Le scandale de manipulation des données d'usagers de Facebook à des fins électorales a poussé un tas de réflexions sur nos vies numériques. Parmi ces réflexions, un mouvement est né : #deletefacebook, qui incite les gens à larguer leurs comptes Facebook.

Larguer Facebook ?

C'est une idée séduisante. Et, à hauteur d'Homo iPhonus, c'est une modeste façon de protester contre les méthodes trompeuses et détestables du colosse des médias sociaux dirigé par Mark Zuckerberg.

Dans ce débat, il y a les inévitables nostalgiques qui se vantent de ne pas avoir de téléphone intelligent. Je dis qu'ils s'en vantent parce que leur posture me fait penser aux douchebags qui vont flasher leurs abdos sur la plage d'Oka : ça vient du même désir de briller...

On peut se vanter de ne pas posséder de téléphone intelligent, reste que pour la moyenne des ours qui arpentent la forêt numérique, ne pas avoir de téléphone intelligent est une formidable façon de se compliquer la vie de nos jours, pour mille raisons que je vais résumer ainsi : nos vies réelles et numériques sont dorénavant imbriquées.

Il y a trop de nous dans la vie numérique et trop de la vie numérique en nous pour se payer le luxe de larguer complètement nos téléphones intelligents.

Je reviens à Facebook.

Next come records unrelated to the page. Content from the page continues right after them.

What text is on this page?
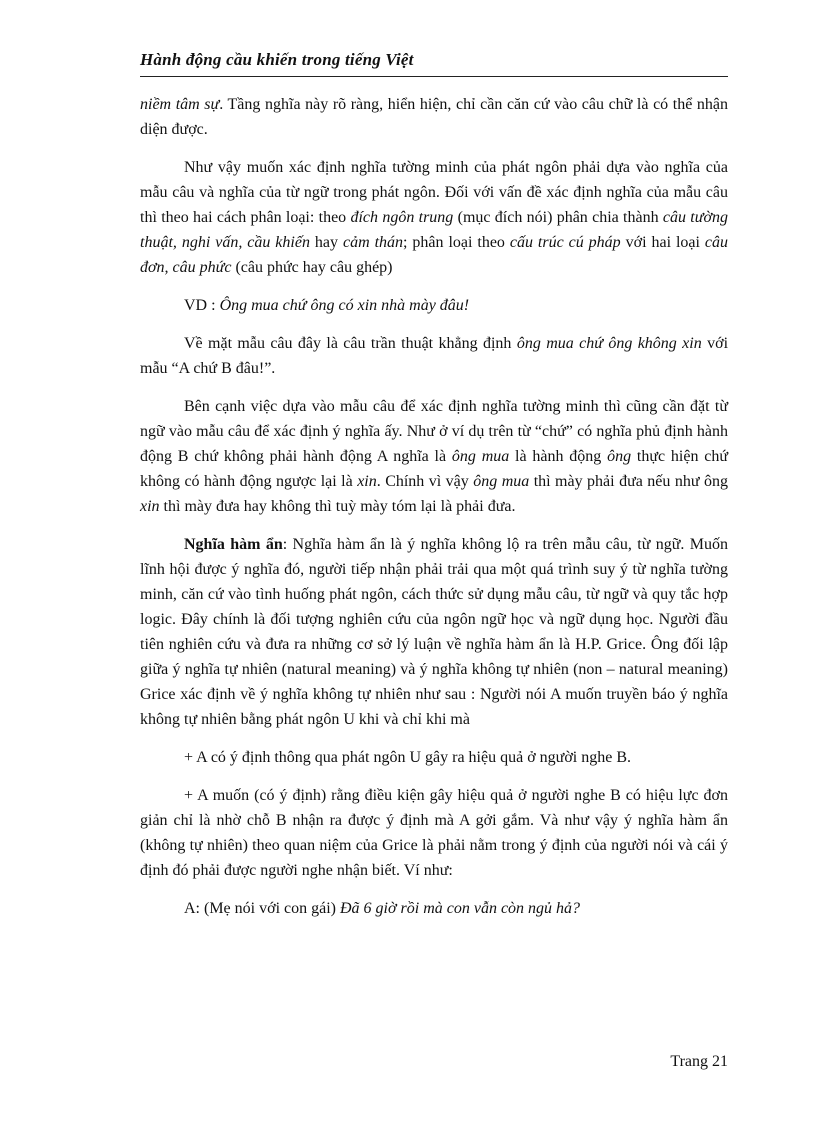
Hành động cầu khiến trong tiếng Việt

niềm tâm sự. Tầng nghĩa này rõ ràng, hiển hiện, chỉ cần căn cứ vào câu chữ là có thể nhận diện được.

Như vậy muốn xác định nghĩa tường minh của phát ngôn phải dựa vào nghĩa của mẫu câu và nghĩa của từ ngữ trong phát ngôn. Đối với vấn đề xác định nghĩa của mẫu câu thì theo hai cách phân loại: theo đích ngôn trung (mục đích nói) phân chia thành câu tường thuật, nghi vấn, cầu khiến hay cảm thán; phân loại theo cấu trúc cú pháp với hai loại câu đơn, câu phức (câu phức hay câu ghép)

VD : Ông mua chứ ông có xin nhà mày đâu!

Về mặt mẫu câu đây là câu trần thuật khẳng định ông mua chứ ông không xin với mẫu “A chứ B đâu!”.

Bên cạnh việc dựa vào mẫu câu để xác định nghĩa tường minh thì cũng cần đặt từ ngữ vào mẫu câu để xác định ý nghĩa ấy. Như ở ví dụ trên từ “chứ” có nghĩa phủ định hành động B chứ không phải hành động A nghĩa là ông mua là hành động ông thực hiện chứ không có hành động ngược lại là xin. Chính vì vậy ông mua thì mày phải đưa nếu như ông xin thì mày đưa hay không thì tuỳ mày tóm lại là phải đưa.

Nghĩa hàm ẩn: Nghĩa hàm ẩn là ý nghĩa không lộ ra trên mẫu câu, từ ngữ. Muốn lĩnh hội được ý nghĩa đó, người tiếp nhận phải trải qua một quá trình suy ý từ nghĩa tường minh, căn cứ vào tình huống phát ngôn, cách thức sử dụng mẫu câu, từ ngữ và quy tắc hợp logic. Đây chính là đối tượng nghiên cứu của ngôn ngữ học và ngữ dụng học. Người đầu tiên nghiên cứu và đưa ra những cơ sở lý luận về nghĩa hàm ẩn là H.P. Grice. Ông đối lập giữa ý nghĩa tự nhiên (natural meaning) và ý nghĩa không tự nhiên (non – natural meaning) Grice xác định về ý nghĩa không tự nhiên như sau : Người nói A muốn truyền báo ý nghĩa không tự nhiên bằng phát ngôn U khi và chỉ khi mà

+ A có ý định thông qua phát ngôn U gây ra hiệu quả ở người nghe B.

+ A muốn (có ý định) rằng điều kiện gây hiệu quả ở người nghe B có hiệu lực đơn giản chỉ là nhờ chỗ B nhận ra được ý định mà A gởi gắm. Và như vậy ý nghĩa hàm ẩn (không tự nhiên) theo quan niệm của Grice là phải nằm trong ý định của người nói và cái ý định đó phải được người nghe nhận biết. Ví như:

A: (Mẹ nói với con gái) Đã 6 giờ rồi mà con vẫn còn ngủ hả?

Trang 21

On largue Facebook, ou pas ?

Le professeur Arvind Narayanan, de l'Université Princeton, a bien résumé lundi sur son compte Twitter l'absurdité de mettre sur les seuls pouces des usagers la responsabilité de baliser les actions de Facebook, en sept points : 

1. Larguez Facebook.

2. Installez un détecteur/bloqueur de pubs.

3. Détruisez votre téléphone intelligent.

4. Peinturez votre visage avant de sortir.

5. Avisez chacun des 4000 courtiers en données que vous refusez qu'ils utilisent vos données déjà récoltées.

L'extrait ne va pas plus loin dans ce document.